The Council of Europe’s Committee for the Prevention of Torture has accused German police of choking and squeezing the genitals of an Afghan asylum seeker who was being expelled from the country, according to Al Jazeera. Politico reported that the incident occurred during the returnee’s flight back to Kabul last August, where officers responded to the man’s resistance by putting pressure on his throat and later squeezing his genitals for periods of time to elicit compliance. The report called for the immediate end of these two techniques.
“To ill-treat a person by squeezing the genitals, a technique which is clearly aimed at inflicting severe pain to gain compliance, is both excessive and inappropriate,” the report said. However, it also found that the deportation flight was overall “well prepared and carried out professionally.” German officials have responded to the report by saying it has forwarded the report’s recommendations to federal police.

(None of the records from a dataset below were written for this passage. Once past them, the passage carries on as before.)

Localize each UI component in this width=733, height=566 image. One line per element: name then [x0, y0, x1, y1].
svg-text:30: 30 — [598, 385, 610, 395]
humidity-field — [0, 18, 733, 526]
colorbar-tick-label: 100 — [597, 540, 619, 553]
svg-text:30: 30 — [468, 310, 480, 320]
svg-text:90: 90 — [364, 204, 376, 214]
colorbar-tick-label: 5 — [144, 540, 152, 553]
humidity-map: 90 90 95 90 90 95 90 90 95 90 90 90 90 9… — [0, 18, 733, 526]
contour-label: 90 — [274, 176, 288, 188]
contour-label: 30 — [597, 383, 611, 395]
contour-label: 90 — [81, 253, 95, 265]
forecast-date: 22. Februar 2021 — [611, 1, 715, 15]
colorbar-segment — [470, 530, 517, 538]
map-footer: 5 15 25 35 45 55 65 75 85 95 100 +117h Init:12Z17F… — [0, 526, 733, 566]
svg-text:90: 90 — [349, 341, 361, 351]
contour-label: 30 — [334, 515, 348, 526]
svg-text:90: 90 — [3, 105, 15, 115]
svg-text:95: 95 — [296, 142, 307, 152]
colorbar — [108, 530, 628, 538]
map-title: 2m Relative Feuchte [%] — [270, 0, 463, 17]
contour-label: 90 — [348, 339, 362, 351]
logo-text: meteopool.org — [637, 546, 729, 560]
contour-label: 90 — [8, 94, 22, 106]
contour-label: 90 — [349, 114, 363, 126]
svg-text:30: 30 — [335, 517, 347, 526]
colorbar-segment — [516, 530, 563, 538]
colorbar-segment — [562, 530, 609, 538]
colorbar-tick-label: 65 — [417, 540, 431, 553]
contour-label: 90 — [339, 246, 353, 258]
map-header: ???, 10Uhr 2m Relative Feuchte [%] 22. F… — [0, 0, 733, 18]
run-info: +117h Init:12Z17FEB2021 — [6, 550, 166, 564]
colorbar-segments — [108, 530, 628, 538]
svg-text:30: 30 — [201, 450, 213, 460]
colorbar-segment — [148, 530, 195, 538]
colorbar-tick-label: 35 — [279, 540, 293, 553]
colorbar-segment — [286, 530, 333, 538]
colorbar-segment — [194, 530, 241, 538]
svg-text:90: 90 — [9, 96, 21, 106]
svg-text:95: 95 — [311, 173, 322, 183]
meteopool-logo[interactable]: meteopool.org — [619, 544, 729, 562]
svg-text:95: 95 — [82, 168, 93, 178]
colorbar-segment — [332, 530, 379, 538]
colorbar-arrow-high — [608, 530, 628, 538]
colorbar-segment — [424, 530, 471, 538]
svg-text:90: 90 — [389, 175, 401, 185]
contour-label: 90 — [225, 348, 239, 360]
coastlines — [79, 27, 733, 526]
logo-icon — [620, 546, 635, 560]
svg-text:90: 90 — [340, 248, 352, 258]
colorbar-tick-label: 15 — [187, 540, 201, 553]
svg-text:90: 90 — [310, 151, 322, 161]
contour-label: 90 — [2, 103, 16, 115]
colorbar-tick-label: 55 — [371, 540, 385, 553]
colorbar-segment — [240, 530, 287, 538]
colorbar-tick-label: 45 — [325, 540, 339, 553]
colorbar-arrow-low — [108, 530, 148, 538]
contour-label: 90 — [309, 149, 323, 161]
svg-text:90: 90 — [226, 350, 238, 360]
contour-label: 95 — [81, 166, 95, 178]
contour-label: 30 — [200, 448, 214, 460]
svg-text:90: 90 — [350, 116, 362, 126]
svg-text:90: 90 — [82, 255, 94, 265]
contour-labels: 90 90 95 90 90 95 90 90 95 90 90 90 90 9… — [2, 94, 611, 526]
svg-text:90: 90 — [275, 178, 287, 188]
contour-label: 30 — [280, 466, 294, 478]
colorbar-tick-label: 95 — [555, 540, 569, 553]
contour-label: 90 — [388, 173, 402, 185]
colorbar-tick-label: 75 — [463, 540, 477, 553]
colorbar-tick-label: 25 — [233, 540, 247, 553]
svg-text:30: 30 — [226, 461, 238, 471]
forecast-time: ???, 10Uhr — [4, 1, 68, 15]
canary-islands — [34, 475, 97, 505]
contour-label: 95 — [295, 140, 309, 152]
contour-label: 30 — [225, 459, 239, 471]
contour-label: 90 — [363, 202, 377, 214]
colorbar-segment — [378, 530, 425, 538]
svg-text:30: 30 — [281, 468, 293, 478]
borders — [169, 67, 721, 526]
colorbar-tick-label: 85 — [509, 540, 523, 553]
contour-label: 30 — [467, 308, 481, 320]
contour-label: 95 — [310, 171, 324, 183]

This abuse of an asylum seeker adds insult to injury to Germany’s policy of deporting Afghans who are not granted asylum. According to CNN, Germany began its policy of deporting failed asylum seekers to Afghanistan at the end of 2016. CNN reports there was a surge in deportations, especially to Afghanistan, to which it has been deemed safe to repatriate asylum seekers despite ongoing violence. In 2017, 470 Afghans were deported from Germany while over 3,000 people were killed and 7,000 injured due to violence in the country. These deported asylum seekers fear being targeted when they return home, and CNN even reports a case where a man took his own life after being deported to Afghanistan.
The flight that flew the Afghan asylum seeker from Munich to Kabul also carried 46 other Afghans whose asylum requests had been denied, according to Al Jazeera. The flight also carried three representatives from the Committee for the Prevention of Torture and 100 German police officers, six of which were involved in detaining the asylum seeker. These policies have caused the number of people seeking asylum in Germany to drop from 722,000 in 2016 to 198,000 in 2017, according to data from CNN. Numbers are projected to fall even further.
This call from an international body to reform the process should open Germany’s eyes to the violence it subjects asylum seekers to, not only during repatriation but also when they return to countries with ongoing violence. The Council of Europe’s participation in overseeing these return flights – of which they have overseen five so far – will be crucial to protecting asylum seekers who are repatriated. However, it could do much more to stop the repatriation of these refugees altogether.